Debiti per sopravvivere 

Un giudizio fin troppo benevolo se si considera che da due anni e mezzo non riceve più assistenza ed è costretto a pagarsela con i soldi della pensione, indebitandosi. «Chiedo prestiti agli amici e cerco di risparmiare sull’aria» dice usando una espressione che nulla ha di iperbolico dal momento che tutto si limita allo stretto necessario.

Nel 2021 la fine del progetto comunale di assistenza

La presenza di una persona che possa alzarlo dal letto, che lo imbocchi o che possa comporre un numero in caso d’emergenza ha a che fare con una quotidianità negata da quando nel 2021 il Comune di Catanzaro ha deciso di sospendere il progetto “Abitare in autonomia”, gestito fino al 2017 dalla comunità Progetto Sud di don Giacomo Panizza e poi transitato per competenza all’amministrazione comunale.

«Sono condannato a morire di inedia»

Le due persone, prima pagate dal Comune, continuano a prestare servizio a casa di Mimmo ma a sue spese, costretto ad accollarsi perfino i costi della fisioterapia «l’unica attività per rallentare la corsa della malattia ma non ho nessuno che possa accompagnarmi. Non ce la faccio più – ammette Mimmo – dovrei sospendere da un giorno all’altro la mia assistenza, come faccio?» si domanda retoricamente dal momento che l’unica risposta possibile sarebbe: «Morire di inedia, di fame».

Muro di gomma

Vane, sinora, tutte le interlocuzioni avviate con le istituzioni da cui ha ricevuto proposte di progetti in cui non rientra per limiti di età (fino a 64 anni), o per esiguità di assistenza (6 ore alla settimana) o per contributo (6mila euro all’anno). Ha anche provato ad appellarsi alla giustizia promuovendo un ricorso al Tribunale di Catanzaro dopo la sospensione del servizio da parte del Comune di Catanzaro, ottenendo solo di farsi condannare al pagamento delle spese processuali (2mila euro) perché il giudice è risultato essere incompetente.

«Io voglio vivere»

«Mi sarei dovuto rivolgere al Tar ma solo con un atto di diniego motivato che non ho mai avuto», spiega Mimmo. «Provo un senso di rabbia, frustrazione, angoscia e stress.

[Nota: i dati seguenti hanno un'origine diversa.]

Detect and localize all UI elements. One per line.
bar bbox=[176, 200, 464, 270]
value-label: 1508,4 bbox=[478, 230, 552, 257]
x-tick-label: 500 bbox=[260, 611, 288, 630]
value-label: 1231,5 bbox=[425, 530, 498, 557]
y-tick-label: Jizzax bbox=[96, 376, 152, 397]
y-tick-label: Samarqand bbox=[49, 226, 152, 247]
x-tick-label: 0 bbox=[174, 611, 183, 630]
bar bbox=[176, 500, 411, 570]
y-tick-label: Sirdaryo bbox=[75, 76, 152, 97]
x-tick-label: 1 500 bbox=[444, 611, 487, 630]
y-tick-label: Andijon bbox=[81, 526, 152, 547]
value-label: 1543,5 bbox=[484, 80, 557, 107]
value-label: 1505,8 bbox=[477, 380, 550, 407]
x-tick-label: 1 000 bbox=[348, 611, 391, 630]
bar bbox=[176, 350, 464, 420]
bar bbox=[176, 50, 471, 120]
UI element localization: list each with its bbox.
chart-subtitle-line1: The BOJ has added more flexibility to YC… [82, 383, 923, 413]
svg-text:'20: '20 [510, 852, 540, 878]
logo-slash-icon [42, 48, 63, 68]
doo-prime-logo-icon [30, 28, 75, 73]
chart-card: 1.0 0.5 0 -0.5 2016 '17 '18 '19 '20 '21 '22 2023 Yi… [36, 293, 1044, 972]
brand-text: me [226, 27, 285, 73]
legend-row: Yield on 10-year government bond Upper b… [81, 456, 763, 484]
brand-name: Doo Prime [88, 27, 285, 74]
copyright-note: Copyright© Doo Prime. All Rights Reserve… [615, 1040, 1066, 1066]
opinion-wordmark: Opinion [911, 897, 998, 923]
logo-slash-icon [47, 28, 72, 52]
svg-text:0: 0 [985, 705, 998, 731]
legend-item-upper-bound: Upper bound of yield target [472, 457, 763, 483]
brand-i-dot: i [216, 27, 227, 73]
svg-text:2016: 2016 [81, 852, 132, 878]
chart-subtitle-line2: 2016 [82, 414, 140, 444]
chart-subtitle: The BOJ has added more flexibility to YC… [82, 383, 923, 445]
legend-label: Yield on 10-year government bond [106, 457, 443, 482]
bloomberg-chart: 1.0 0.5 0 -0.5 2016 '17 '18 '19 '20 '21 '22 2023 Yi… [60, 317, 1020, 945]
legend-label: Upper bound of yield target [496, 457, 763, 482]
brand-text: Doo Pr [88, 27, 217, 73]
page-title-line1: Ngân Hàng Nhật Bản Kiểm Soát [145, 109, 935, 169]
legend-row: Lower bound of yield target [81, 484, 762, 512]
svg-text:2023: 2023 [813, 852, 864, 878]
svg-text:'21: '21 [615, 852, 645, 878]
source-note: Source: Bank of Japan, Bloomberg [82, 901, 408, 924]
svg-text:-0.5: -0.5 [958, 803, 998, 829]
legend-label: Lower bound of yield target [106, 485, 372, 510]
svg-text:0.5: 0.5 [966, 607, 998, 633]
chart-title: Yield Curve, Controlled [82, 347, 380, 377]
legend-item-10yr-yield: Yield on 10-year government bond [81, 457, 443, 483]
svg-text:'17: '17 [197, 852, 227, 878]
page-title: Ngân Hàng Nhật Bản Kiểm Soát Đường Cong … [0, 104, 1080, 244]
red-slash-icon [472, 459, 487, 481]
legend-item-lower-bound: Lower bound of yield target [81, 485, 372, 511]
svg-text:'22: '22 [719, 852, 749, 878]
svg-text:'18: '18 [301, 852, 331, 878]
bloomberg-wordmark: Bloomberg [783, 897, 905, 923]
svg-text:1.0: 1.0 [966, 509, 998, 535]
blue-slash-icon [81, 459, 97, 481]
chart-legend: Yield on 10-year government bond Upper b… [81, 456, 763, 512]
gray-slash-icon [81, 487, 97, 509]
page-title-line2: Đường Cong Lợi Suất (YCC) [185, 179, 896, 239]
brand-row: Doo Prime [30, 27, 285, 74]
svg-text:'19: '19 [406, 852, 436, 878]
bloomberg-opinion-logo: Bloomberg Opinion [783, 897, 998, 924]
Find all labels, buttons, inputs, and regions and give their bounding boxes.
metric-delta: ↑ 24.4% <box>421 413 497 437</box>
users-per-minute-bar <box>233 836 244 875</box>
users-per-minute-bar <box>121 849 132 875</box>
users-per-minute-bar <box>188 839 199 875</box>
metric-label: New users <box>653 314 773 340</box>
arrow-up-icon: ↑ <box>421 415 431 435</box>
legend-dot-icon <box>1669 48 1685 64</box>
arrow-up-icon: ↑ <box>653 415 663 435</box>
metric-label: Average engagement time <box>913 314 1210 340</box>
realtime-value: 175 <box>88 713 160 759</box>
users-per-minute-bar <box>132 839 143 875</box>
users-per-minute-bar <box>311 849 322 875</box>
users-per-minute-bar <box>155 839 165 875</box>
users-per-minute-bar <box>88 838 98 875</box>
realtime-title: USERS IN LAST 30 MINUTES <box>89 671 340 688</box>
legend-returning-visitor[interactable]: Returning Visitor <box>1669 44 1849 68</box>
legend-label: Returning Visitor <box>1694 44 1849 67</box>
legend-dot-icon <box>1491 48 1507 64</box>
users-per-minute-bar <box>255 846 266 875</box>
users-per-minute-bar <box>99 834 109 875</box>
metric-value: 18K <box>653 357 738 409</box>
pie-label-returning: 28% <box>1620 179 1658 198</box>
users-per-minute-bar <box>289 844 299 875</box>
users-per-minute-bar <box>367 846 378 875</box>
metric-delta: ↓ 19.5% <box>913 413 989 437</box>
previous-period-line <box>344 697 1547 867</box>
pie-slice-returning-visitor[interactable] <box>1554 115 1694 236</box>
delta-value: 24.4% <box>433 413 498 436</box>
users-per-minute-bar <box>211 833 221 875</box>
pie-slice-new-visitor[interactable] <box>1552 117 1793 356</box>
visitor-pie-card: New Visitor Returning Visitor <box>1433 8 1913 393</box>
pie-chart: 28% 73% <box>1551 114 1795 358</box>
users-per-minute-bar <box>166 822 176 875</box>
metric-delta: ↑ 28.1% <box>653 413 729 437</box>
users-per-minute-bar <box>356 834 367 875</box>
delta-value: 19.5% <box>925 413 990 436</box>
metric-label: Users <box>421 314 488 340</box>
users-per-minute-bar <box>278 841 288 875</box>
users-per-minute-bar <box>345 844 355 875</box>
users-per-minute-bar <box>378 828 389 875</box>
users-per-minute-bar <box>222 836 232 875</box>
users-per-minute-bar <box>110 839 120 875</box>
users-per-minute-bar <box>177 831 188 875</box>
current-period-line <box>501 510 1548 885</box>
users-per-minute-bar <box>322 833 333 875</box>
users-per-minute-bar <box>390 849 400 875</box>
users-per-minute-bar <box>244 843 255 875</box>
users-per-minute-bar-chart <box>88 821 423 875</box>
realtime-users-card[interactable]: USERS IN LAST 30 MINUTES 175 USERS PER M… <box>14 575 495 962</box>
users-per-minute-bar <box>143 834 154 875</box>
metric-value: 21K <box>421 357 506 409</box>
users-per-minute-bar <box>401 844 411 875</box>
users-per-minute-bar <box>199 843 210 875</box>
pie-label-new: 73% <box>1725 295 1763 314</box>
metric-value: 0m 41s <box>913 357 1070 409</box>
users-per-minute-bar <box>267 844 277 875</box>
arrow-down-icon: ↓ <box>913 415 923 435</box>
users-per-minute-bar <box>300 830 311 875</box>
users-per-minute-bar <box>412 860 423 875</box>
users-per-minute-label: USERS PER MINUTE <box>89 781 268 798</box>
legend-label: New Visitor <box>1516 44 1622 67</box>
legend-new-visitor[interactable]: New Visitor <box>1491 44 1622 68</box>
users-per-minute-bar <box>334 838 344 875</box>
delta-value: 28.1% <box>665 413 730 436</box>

Sarebbe facile assicurarmi una qualità di vita appena sufficiente ma per la stupidità della politica e della burocrazia devo morire perché non ho altra soluzione. È per questa ragione che ho scritto al Papa, perché io voglio vivere, non voglio essere autorizzato al suicidio assistito. Voglio vivere e con dignità». 
Una lettera commovente, quella inviata a Francesco, che esprime una sofferenza autentica ma dignitosa: «Mi rivolgo a Voi - ha scritto nella missiva al Pontefice - quale ultima spiaggia, cosciente di lanciare un messaggio in bottiglia in un mare agitato da tanti drammi individuali e collettivi, perché la Vostra grandiosa e sofferta missione mi affascina e mi infonde un profondo senso di speranza». A colpire Mimmo, come spiega nella lettera, è la «“fragilità” dell’Uomo-Papa, vissuta come normalità ed umana necessità di vita», un messaggio che «rende più forte la voglia di vivere ed aiutare a vivere gli altri esseri umani resi deboli dal male dell’indifferenza e dagli egoismi consumistici e disumanizzanti del nostro tempo».

«Per lo Stato non esisto»

«Per lo Stato io sono guarito dal momento che non si occupa più di me e non ho più diritto all’assistenza» dice in tono ironicamente provocatorio, dopo essersi appellato in ordine al Papa, al presidente della Repubblica, al presidente della Regione e giù fino al Comune di Catanzaro. «Mi appello alla Regione Calabria che non ha approvato la legge sulla Vita Indipendente, mi appello alla politica che non ha fantasia – dice Mimmo – che spreca tante risorse, spesso è costretta pure a restituirle mentre io sono privo di assistenza».